Allora, la pura otticità della scena, la costruzione di spazi-tempo astratti, la potenza dell'assolutamente falso sono i segni della trasformazione dello schermo in uno spazio visivo- mentale che mette in questione qualsiasi idea di schermo-cache di derivazione baziniana. Le grandi differenze si ritroveranno allora nella costruzione di queste “scene”: le scene “estetiche” e “mentali” del cinema europeo (Fellini, Syberberg, Greenaway), e quelle “spettacolari” del cinema americano (Coppola, Lynch, eccetera).
Le “scene” del Wittgenstein di Jarman si contraddistinguono eminentemente per un eccesso di teatralità (che in quanto tale è tipicamente cinematografico) che trova nella creazione di un sfondo nero con il suo potere assorbente (l'invenzione di una profondità piatta data dal nero che assorbe e rilascia) e nella messa in rilievo ottica dei personaggi (data dai colori accesi e contrastanti degli abiti e degli oggetti) il suo momento più caratterizzante.
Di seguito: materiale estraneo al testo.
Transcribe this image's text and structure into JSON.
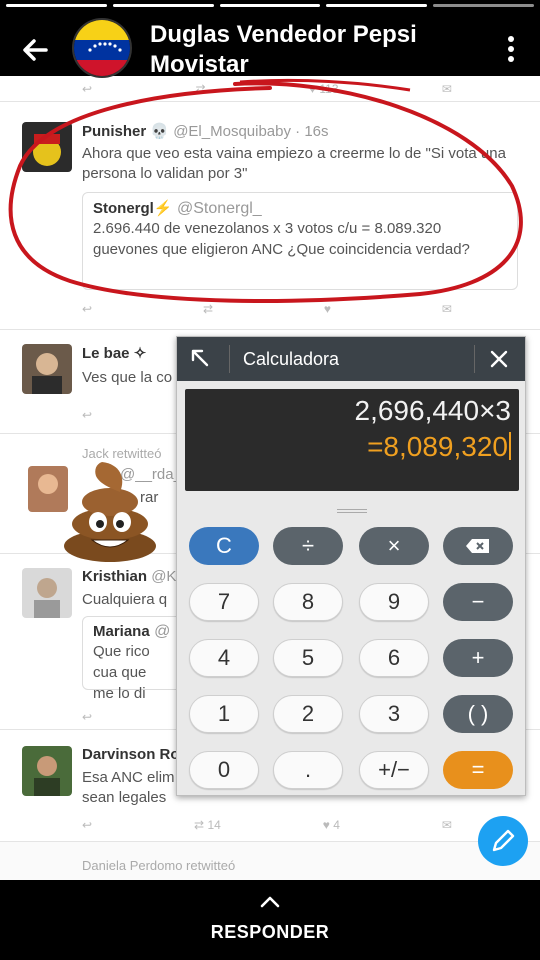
{
  "header": {
    "title": "Duglas Vendedor Pepsi Movistar",
    "back_icon": "arrow-left-icon",
    "menu_icon": "more-vert-icon"
  },
  "tweets": [
    {
      "name": "Punisher",
      "handle": "@El_Mosquibaby · 16s",
      "text": "Ahora que veo esta vaina empiezo a creerme lo de \"Si vota una persona lo validan por 3\"",
      "quote": {
        "name": "Stonergl⚡",
        "handle": "@Stonergl_",
        "text": "2.696.440 de venezolanos x 3 votos c/u = 8.089.320 guevones que eligieron ANC ¿Que coincidencia verdad?"
      }
    },
    {
      "name": "Le bae",
      "text": "Ves que la co"
    },
    {
      "retweet_label": "Jack retwitteó",
      "handle": "@__rda_ · 7",
      "text": "rar"
    },
    {
      "name": "Kristhian",
      "handle": "@K",
      "text": "Cualquiera q",
      "quote": {
        "name": "Mariana",
        "handle": "@",
        "text": "Que rico cua que me lo di"
      }
    },
    {
      "name": "Darvinson Ro",
      "text": "Esa ANC elim vida, etc. Quieren que todas sus ilegalidades sean legales",
      "retweets": "14",
      "likes": "4"
    }
  ],
  "top_actions": {
    "likes": "113"
  },
  "footer_retweet": "Daniela Perdomo retwitteó",
  "calculator": {
    "title": "Calculadora",
    "expression": "2,696,440×3",
    "result": "=8,089,320",
    "keys": {
      "clear": "C",
      "divide": "÷",
      "multiply": "×",
      "backspace": "⌫",
      "minus": "−",
      "plus": "+",
      "parens": "( )",
      "sign": "+/−",
      "equals": "=",
      "dot": ".",
      "n0": "0",
      "n1": "1",
      "n2": "2",
      "n3": "3",
      "n4": "4",
      "n5": "5",
      "n6": "6",
      "n7": "7",
      "n8": "8",
      "n9": "9"
    }
  },
  "bottom": {
    "reply_label": "RESPONDER"
  },
  "colors": {
    "accent_twitter": "#1da1f2",
    "calc_equals": "#e8901c",
    "calc_clear": "#3a78bd",
    "circle_red": "#c8161d"
  }
}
Il tutto crea l'effetto di un concatenarsi di “scene” che formano lo spazio e il tempo astratto di una drammaturgia grottesca dove i singoli personaggi sono de-psicologizzati e ridotti a quella che sembra essere una parodia dei “tipi”: il genio tutta sregolatezza (Wittgenstein), l'insigne cattedratico (Russell, la donna del cattedratico, l'allievo del genio, la sua famiglia, per giungere alla figura esemplare del marziano eccetera.
Il “senza tempo” del “nero” da dove emergono le figure e lo spazio astratto composto dal rapportarsi di corpi cromatici e corpi sonori (la citazione delle proposizioni e degli aforismi), nonché il carattere non-obbligante del raccordo delle “scene”, sono in qualche modo la “risposta” al pensiero frammentario di Wittgenstein in quanto messa in questione delle forme argomentative e discorsive della filosofia occidentale.
Allora, il Wittgenstein di Jarman sembra essere un film “all'altezza”, nel senso che opera sul materiale di partenza, la vita e le opere di un grande filosofo, utilizzandolo proprio come materiale e componendo una partitura astratta e grottesca, allo stesso tempo verbale e visiva, che restituisce su un piano propriamente estetico l'“immagine” di una vita e di un pensiero.